Posts tagged ‘philosophies’

March 31, 2009

Class-Action

For the last two quarters, I have been working on my Master’s degree in Education.  I started taking online courses, but found they didn’t suit me for two reasons:

A) I am a very literal person, and I often found assignment criteria to be vague/non-specific and

B) I like to ask a lot of questions, and I used to facilitate this process by following my professors around and bothering them until I got the answers I needed.

Though I’ve gotten 4.0′s in all three courses taken thus far, I miss the camaraderie that comes with collaborating with other learners face to face.  I also enjoy playing the Devil’s Advocate, and that is more difficult to do in an online message-board format compared to a physical class.

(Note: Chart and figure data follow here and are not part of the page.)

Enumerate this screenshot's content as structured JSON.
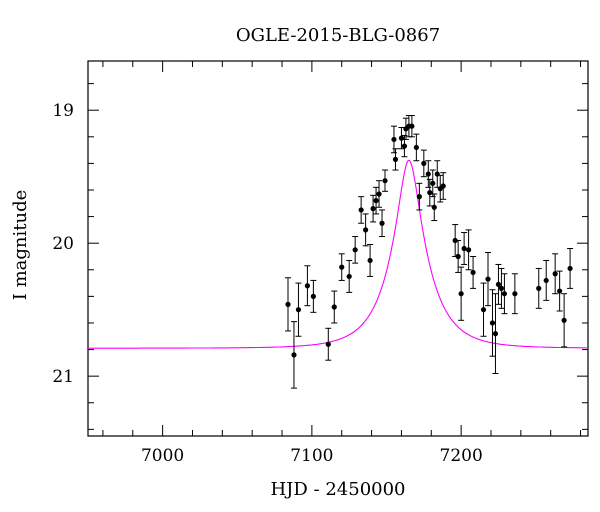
{
  "chart_data": {
    "type": "scatter",
    "title": "OGLE-2015-BLG-0867",
    "xlabel": "HJD - 2450000",
    "ylabel": "I magnitude",
    "xlim": [
      6950,
      7285
    ],
    "ylim": [
      21.45,
      18.63
    ],
    "y_inverted": true,
    "grid": false,
    "x_ticks": [
      7000,
      7100,
      7200
    ],
    "y_ticks": [
      19,
      20,
      21
    ],
    "colors": {
      "points": "#000000",
      "model": "#ff00ff",
      "axes": "#000000"
    },
    "series": [
      {
        "type": "scatter_errorbar",
        "x": [
          7084,
          7088,
          7091,
          7097,
          7101,
          7111,
          7115,
          7120,
          7125,
          7129,
          7133,
          7136,
          7139,
          7141,
          7143,
          7145,
          7147,
          7149,
          7155,
          7156,
          7160,
          7162,
          7163,
          7165,
          7167,
          7170,
          7172,
          7175,
          7178,
          7179,
          7181,
          7182,
          7184,
          7186,
          7188,
          7196,
          7198,
          7200,
          7202,
          7205,
          7208,
          7215,
          7218,
          7221,
          7223,
          7225,
          7227,
          7229,
          7236,
          7252,
          7257,
          7263,
          7266,
          7269,
          7273
        ],
        "y": [
          20.46,
          20.84,
          20.5,
          20.32,
          20.4,
          20.76,
          20.48,
          20.18,
          20.25,
          20.05,
          19.75,
          19.9,
          20.13,
          19.74,
          19.68,
          19.63,
          19.85,
          19.53,
          19.22,
          19.37,
          19.21,
          19.27,
          19.14,
          19.12,
          19.12,
          19.28,
          19.65,
          19.4,
          19.48,
          19.62,
          19.55,
          19.73,
          19.48,
          19.59,
          19.57,
          19.98,
          20.1,
          20.38,
          20.04,
          20.05,
          20.22,
          20.5,
          20.27,
          20.6,
          20.68,
          20.31,
          20.34,
          20.38,
          20.38,
          20.34,
          20.28,
          20.23,
          20.36,
          20.58,
          20.19
        ],
        "err": [
          0.2,
          0.25,
          0.2,
          0.15,
          0.12,
          0.12,
          0.12,
          0.1,
          0.12,
          0.1,
          0.1,
          0.12,
          0.12,
          0.1,
          0.1,
          0.1,
          0.1,
          0.08,
          0.1,
          0.08,
          0.08,
          0.08,
          0.08,
          0.08,
          0.08,
          0.1,
          0.1,
          0.1,
          0.1,
          0.1,
          0.1,
          0.1,
          0.1,
          0.1,
          0.1,
          0.12,
          0.12,
          0.2,
          0.12,
          0.15,
          0.12,
          0.2,
          0.2,
          0.25,
          0.3,
          0.15,
          0.15,
          0.15,
          0.15,
          0.15,
          0.15,
          0.15,
          0.15,
          0.2,
          0.15
        ]
      },
      {
        "type": "model_line",
        "t0": 7165,
        "tE": 24,
        "u0": 0.28,
        "I_base": 20.79
      }
    ]
  }
}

I will be taking my first non-matriculated class at CWU’s Des Moines campus today at 5:00 PM.  It is with a professor of with whom I am previously acquainted with from my undergraduate studies.  The class is entitled “Education and Futurism” – a title which does not jive well with my concrete, literal sensibilities.  Are we talking about floating desks?  Textbooks that plug directly into your frontal lobe using hyper-fast USB technology?  Who knows?  I guess I will after a snag a copy of the syllabus.

Transferring my credits over will be easy enough – unfortunately I will only get to transfer nine and not all 14 I’ve taken thus far.  I will need to work with an adviser to hammer out which of the credits will transfer, and what classes they will replace.  It’s a 45 credit program, and upon completion I will be well prepared to do proper research.  It’s not that I don’t enjoy teaching – I just want to do MORE than teach.  I want to improve teaching, and the American Educational System in general.

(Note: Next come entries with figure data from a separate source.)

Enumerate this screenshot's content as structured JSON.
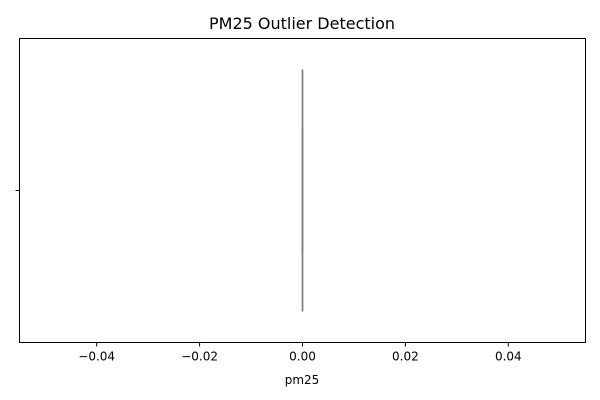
{
  "chart_data": {
    "type": "box",
    "orientation": "horizontal",
    "title": "PM25 Outlier Detection",
    "xlabel": "pm25",
    "ylabel": "",
    "xlim": [
      -0.055,
      0.055
    ],
    "x_ticks": [
      -0.04,
      -0.02,
      0.0,
      0.02,
      0.04
    ],
    "x_tick_labels": [
      "−0.04",
      "−0.02",
      "0.00",
      "0.02",
      "0.04"
    ],
    "y_tick_labels": [
      ""
    ],
    "grid": false,
    "box": {
      "min": 0.0,
      "q1": 0.0,
      "median": 0.0,
      "q3": 0.0,
      "max": 0.0
    },
    "colors": {
      "box_line": "#808080",
      "axes": "#000000"
    }
  }
}
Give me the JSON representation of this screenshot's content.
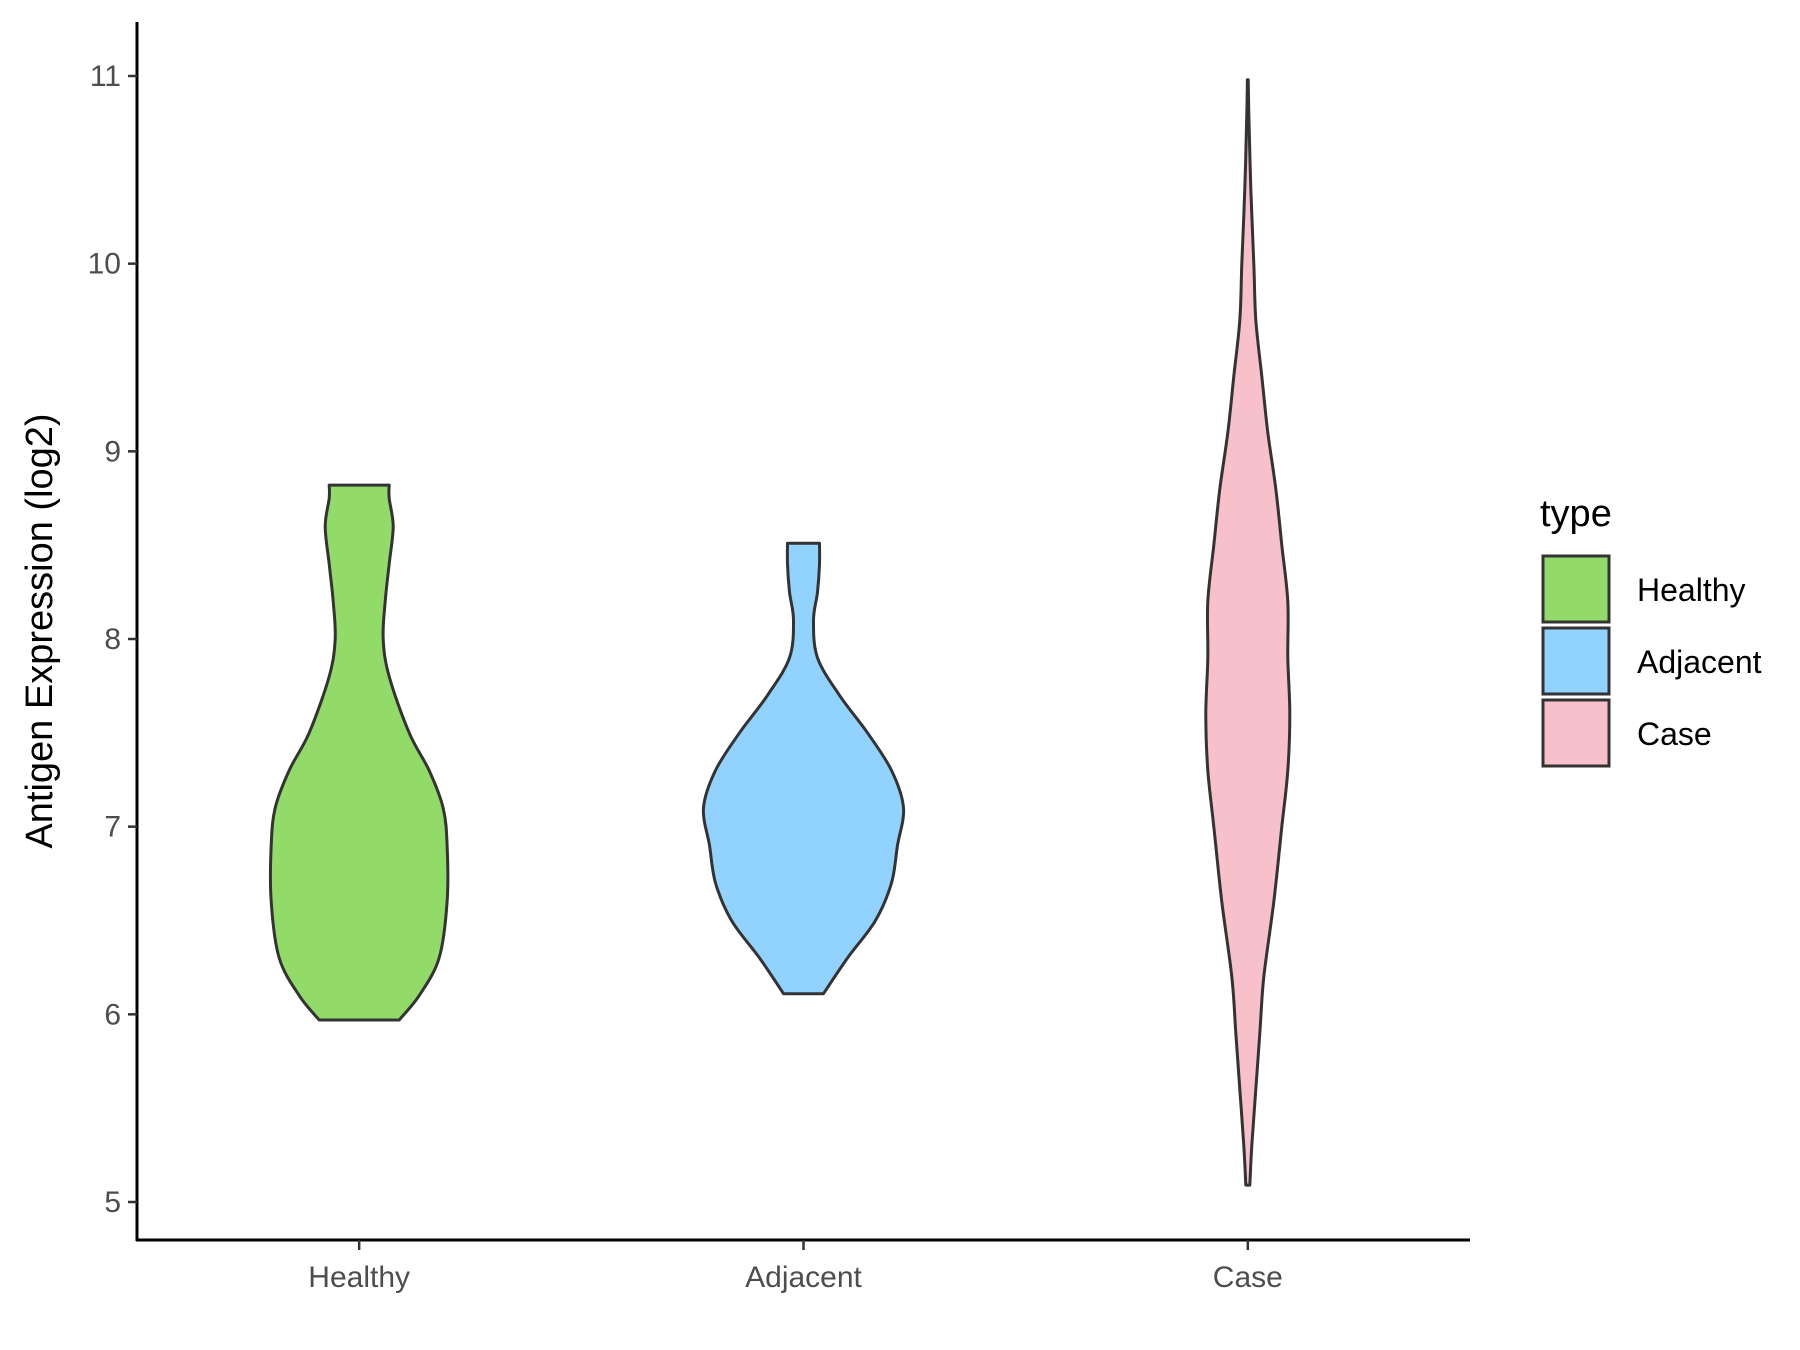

Some say teaching is the most noble profession; I would consider it the profession of martyrs.  Teachers have to deal with so much bureaucracy and red tape, are forced to run programs that are unproven or not supported by research, and are cloistered into secluded rooms with no support from administration or their peers.  I am lucky to work at a school that values data-driven programs, teacher collaboration, and open communication – rarities in the public school system.

My main concern with CWU’s program – one I share with my boss – is that CWU is notoriously based in the Constructivist teaching philosophy.  That is, increasing whole-learning, inquiry-based, collaborative opportunities for children.  That is fine and good when your students do not suffer from learning differences or behavioral problems and are on national grade level.  Though I received my undergraduate degree from CWU, I was always staunchly Instructivist – that is to say I believe students need to become fluent in the basics (reading, writing, math) before they should be expected to work through complex analytical projects with others.  It’s the equivalent of your dad teaching you to swim by throwing you into a pool.  For a few kids, it works.  For most kids, it scars them for life.  I am against child-scarification.